Quantum Interference and Decoherence in Single-Molecule Junctions: How Vibrations Induce Electrical Current
R. H\"artle, M. Butzin, O. Rubio-Pons, M. Thoss

TL;DR
This paper investigates how vibrational interactions in single-molecule junctions influence quantum interference and electrical current, revealing that vibrations can suppress interference effects and enhance current flow.
Contribution
It introduces a nonequilibrium Green's function approach to analyze vibrationally induced decoherence and interference quenching in molecular electronic transport.
Findings
Vibrations strongly quench quantum interference effects.
Electronic-vibrational coupling can increase electrical current.

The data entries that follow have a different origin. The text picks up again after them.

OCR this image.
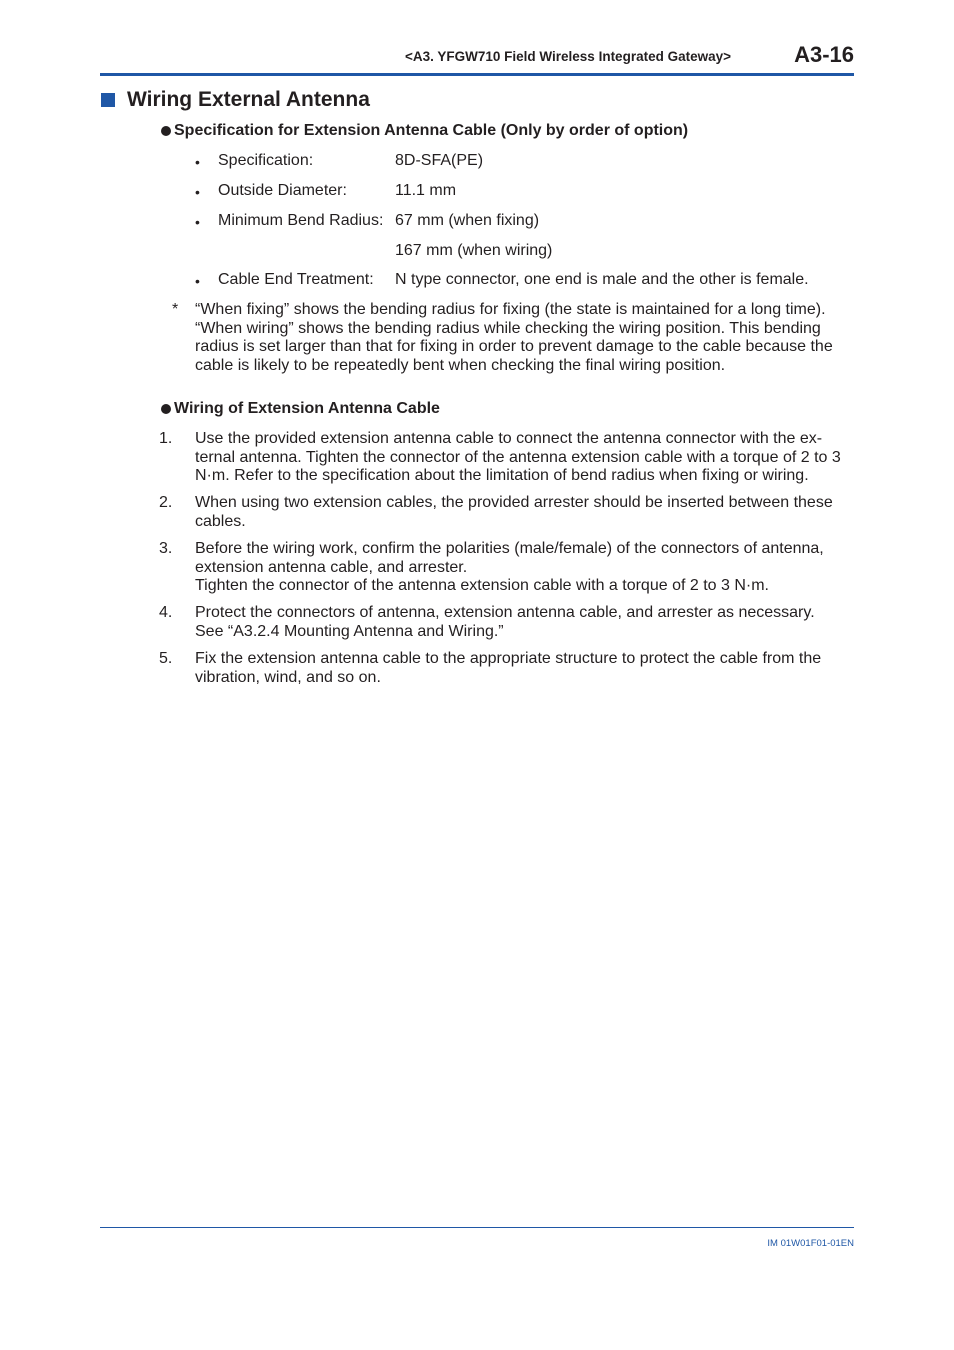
<A3. YFGW710 Field Wireless Integrated Gateway>	A3-16
Wiring External Antenna
Specification for Extension Antenna Cable (Only by order of option)
• Specification:	8D-SFA(PE)
• Outside Diameter:	11.1 mm
• Minimum Bend Radius: 67 mm (when fixing)
167 mm (when wiring)
• Cable End Treatment: N type connector, one end is male and the other is female.
* “When fixing” shows the bending radius for fixing (the state is maintained for a long time).
“When wiring” shows the bending radius while checking the wiring position. This bending
radius is set larger than that for fixing in order to prevent damage to the cable because the
cable is likely to be repeatedly bent when checking the final wiring position.
Wiring of Extension Antenna Cable
1. Use the provided extension antenna cable to connect the antenna connector with the ex-
ternal antenna. Tighten the connector of the antenna extension cable with a torque of 2 to 3
N·m. Refer to the specification about the limitation of bend radius when fixing or wiring.
2. When using two extension cables, the provided arrester should be inserted between these
cables.
3. Before the wiring work, confirm the polarities (male/female) of the connectors of antenna,
extension antenna cable, and arrester.
Tighten the connector of the antenna extension cable with a torque of 2 to 3 N·m.
4. Protect the connectors of antenna, extension antenna cable, and arrester as necessary.
See “A3.2.4 Mounting Antenna and Wiring.”
5. Fix the extension antenna cable to the appropriate structure to protect the cable from the
vibration, wind, and so on.
IM 01W01F01-01EN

Vibrational excitation enhances decoherence in the junction.
Abstract
Quantum interference effects and decoherence mechanisms in single-molecule junctions are analyzed employing a nonequilibrium Green's function approach. Electrons tunneling through quasi-degenerate states of a nanoscale molecular junction exhibit interference effects. We show that electronic-vibrational coupling, inherent to any molecular junction, strongly quenches such interference effects. As a result, the electrical current can be significantly larger than without electronic-vibrational coupling. The analysis reveals that the quenching of quantum interference is particularly pronounced if the junction is vibrationally highly excited, e.g. due to current-induced nonequilibrium effects in the resonant transport regime.